You've successfully subscribed to Polinize
Great! Next, complete checkout for full access to Polinize
Welcome back! You've successfully signed in
Success! Your account is fully activated, you now have access to all content.
Panificação artesanal se consolida em Santa Rita do Sapucaí

Panificação artesanal se consolida em Santa Rita do Sapucaí

A Padoca, Adega do Patrão e Cultive Bem Estar são os precursores da fermentação natural no Vale da Eletrônica

O fermento natural é conhecido por diversos nomes: levain (fermento em francês, se pronuncia “levãn”), sourdough starter (inglês), lievito naturale ou pasta madre (italiano), masa madre (espanhol), massa lêveda (Portugal) ou massa azeda. Um pão com esse fermento leva mais tempo para ser feito, possui um aspecto rústico, uma casca crocante, um miolo cheio de alvéolos irregulares e um sabor levemente azedo e incomparável.

“A recente onda de pães de fermentação lenta que tem conquistado adeptos pelo Brasil e em todo o mundo, é, na realidade, o resgate de uma tradição ancestral. Foi só no final do século 19 que começaram a ser produzidos e comercializados os primeiros fermentos biológicos industriais — conhecidos como fermento de padeiro, que hoje podem ser comprados em tabletes em supermercados”, conta o publicitário Lucas Ferreira, entusiasta e estudioso sobre o tema. Lucas vive em São Paulo mas tem um sítio em Santa Rita, onde passa os finais de semana. Segundo ele, esses fermentos possibilitam o rápido crescimento do pão e encaixaram o alimento na lógica de tempo é dinheiro das padarias, mas comprometem a qualidade em relação ao que é praticado principalmente nos países europeus.

Antes, as opções em Santa Rita do Sapucaí se limitavam aos pães de fermentação biológica - excelentes, aliás -, de padarias como Paduan e Carlitos. Agora, há uma crescente oferta de pães variados, com diversos ingredientes, texturas e métodos naturais de fermentação. “Este avanço se deve à qualidade desses pães e do aumento da exigência por produtos artesanais e realmente diferenciados por parte da população de Santa Rita. Parte é pelo aumento dos moradores oriundos de grandes cidades e de outros países acostumados com este tipo de produto, e também de quem é da cidade mas passou a ter mais contato com este tipo de produto nos festivais e eventos que ocorrem principalmente no segundo semestre de cada ano”, destaca Lucas.

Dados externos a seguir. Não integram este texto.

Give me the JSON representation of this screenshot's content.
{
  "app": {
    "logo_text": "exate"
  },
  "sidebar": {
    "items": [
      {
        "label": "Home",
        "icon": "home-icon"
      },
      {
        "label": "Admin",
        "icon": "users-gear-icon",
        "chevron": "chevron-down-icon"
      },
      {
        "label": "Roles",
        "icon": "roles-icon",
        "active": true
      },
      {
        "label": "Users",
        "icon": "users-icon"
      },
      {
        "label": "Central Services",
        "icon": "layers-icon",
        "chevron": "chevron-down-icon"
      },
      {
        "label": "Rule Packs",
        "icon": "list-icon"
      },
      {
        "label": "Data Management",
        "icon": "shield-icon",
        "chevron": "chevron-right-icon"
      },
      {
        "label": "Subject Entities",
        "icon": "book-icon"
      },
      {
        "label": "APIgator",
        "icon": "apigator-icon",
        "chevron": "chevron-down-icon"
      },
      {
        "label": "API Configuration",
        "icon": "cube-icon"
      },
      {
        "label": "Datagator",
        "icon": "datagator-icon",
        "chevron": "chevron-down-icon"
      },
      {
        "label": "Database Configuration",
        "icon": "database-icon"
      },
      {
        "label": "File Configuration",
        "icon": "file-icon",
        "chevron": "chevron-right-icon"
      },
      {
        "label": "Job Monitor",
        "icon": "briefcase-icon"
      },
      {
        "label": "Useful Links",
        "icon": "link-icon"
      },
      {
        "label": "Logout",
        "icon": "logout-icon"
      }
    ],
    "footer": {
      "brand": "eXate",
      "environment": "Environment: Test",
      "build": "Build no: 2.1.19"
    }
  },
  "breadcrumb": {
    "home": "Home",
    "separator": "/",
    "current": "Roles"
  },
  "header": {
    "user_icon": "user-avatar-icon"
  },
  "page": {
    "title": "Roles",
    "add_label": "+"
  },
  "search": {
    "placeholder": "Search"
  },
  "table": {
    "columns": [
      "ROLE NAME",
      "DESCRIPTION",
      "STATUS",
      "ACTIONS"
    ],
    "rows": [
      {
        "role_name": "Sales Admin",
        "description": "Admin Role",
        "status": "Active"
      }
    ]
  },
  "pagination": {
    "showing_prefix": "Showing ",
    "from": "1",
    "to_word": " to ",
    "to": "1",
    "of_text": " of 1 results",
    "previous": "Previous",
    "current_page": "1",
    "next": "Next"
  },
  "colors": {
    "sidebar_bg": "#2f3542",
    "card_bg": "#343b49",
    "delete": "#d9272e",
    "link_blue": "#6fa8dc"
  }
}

José Armando Nogueira, o empreendedor à frente da A Padoca, em Santa Rita do Sapucaí, MG

O precursor na confecção artesanal deste tipo de pães em Santa Rita foi José Armando Nogueira. À frente da padaria artesanal A Padoca, ele colocou em prática seu sonho antigo de fazer pães de fermentação natural. Depois de tantos elogios, resolveu abrir o leque e aceitar encomendas. Logo depois, abriu seu próprio estabelecimento na Av. Frederico de Paula Cunha, 43.

Até o momento, Armando é o único realmente colocando a mão na massa. No entanto, este tipo de pão pode ser encontrado também na Adega do Patrão (Rua Elisa Ribeiro Costa, 28 - Família Andrade) e na Cultive Bem Estar (Rua Francisco Moreira da Costa, 224 - Centro). Nestes dois casos, a produção é de terceiros, mas os pães estão sempre disponíveis para levar ou consumir no local.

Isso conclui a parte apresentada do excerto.